The climate is changing too quickly for trees to adapt to the dry conditions, scientists say.
“As conditions become drier and warmer, many tree populations, especially those in eastern forests, may not be able to expand into new, more favorable habitats fast enough to keep up,” they say.
The idea behind the new research is to provide a foundation of our knowledge of current and future drought effects on forests nationwide to inform forest management practices that could help ease some of its harmful effects.
But it also brings to light the many unknowns that loom over our forests, hindering scientists' ability to make predictions about their future.
"We currently have a pretty good handle on predicting the impacts of climate change and drought on individual trees," said James Clark, lead study author and environmental scientist at Duke University.
"Ecologists have identified many of the important differences between species that explain how they respond differently to drought. But there's still uncertainty about what might happen at the species-wide or stand-wide levels, particularly in Eastern forests. These are the scales where we really need reliable predictions so forest managers can take steps now to help reduce large-scale problems," Dr. Clark said.

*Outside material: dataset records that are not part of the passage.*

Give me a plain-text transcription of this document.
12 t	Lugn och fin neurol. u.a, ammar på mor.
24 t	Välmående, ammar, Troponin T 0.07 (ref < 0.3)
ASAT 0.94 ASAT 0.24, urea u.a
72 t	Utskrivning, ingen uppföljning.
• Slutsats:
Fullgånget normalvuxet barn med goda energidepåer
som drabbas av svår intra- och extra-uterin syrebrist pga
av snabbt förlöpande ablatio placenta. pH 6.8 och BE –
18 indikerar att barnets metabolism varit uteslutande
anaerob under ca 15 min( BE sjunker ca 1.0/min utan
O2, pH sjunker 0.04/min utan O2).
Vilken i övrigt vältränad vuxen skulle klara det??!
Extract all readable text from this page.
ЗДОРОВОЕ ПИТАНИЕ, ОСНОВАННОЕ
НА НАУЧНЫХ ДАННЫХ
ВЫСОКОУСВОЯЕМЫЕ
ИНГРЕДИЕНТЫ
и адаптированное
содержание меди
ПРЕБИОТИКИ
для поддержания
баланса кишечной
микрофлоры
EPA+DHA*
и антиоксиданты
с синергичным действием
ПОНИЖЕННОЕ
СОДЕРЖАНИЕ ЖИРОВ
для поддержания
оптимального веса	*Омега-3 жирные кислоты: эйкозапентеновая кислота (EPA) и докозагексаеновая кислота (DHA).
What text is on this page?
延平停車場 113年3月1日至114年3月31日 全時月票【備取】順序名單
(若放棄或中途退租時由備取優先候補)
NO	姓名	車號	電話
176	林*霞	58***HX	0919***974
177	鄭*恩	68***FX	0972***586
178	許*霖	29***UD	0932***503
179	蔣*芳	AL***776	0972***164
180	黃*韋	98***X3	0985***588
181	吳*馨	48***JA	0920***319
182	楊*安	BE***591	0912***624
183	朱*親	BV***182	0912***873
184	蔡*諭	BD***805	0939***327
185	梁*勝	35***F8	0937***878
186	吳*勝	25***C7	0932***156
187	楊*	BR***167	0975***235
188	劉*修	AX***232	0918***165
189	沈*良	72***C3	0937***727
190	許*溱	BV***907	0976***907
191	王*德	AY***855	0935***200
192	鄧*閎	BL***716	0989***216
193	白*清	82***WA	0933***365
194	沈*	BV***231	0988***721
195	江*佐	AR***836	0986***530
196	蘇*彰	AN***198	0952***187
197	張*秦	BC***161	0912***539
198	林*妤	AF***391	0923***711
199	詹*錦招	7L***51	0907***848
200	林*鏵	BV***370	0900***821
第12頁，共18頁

Monday’s paper is a synthesis of hundreds of peer-reviewed studies on the health of the nation’s forests and rangelands. It is part of a report released earlier this month by the agriculture department and the US Global Change Research Program.
The point of the report is to provide a repository of data describing today’s forest conditions. Land managers can use this information as a baseline against which to test their efforts to improve drought resilience and adaptation practices in the forests they manage.
According to US Agriculture Secretary Tom Vilsack, 60 million Americans rely on drinking water that comes from 193 million acres of national forest and grasslands. These areas also support 200,000 jobs and contribute more than $13 billion to local economies every year, he said.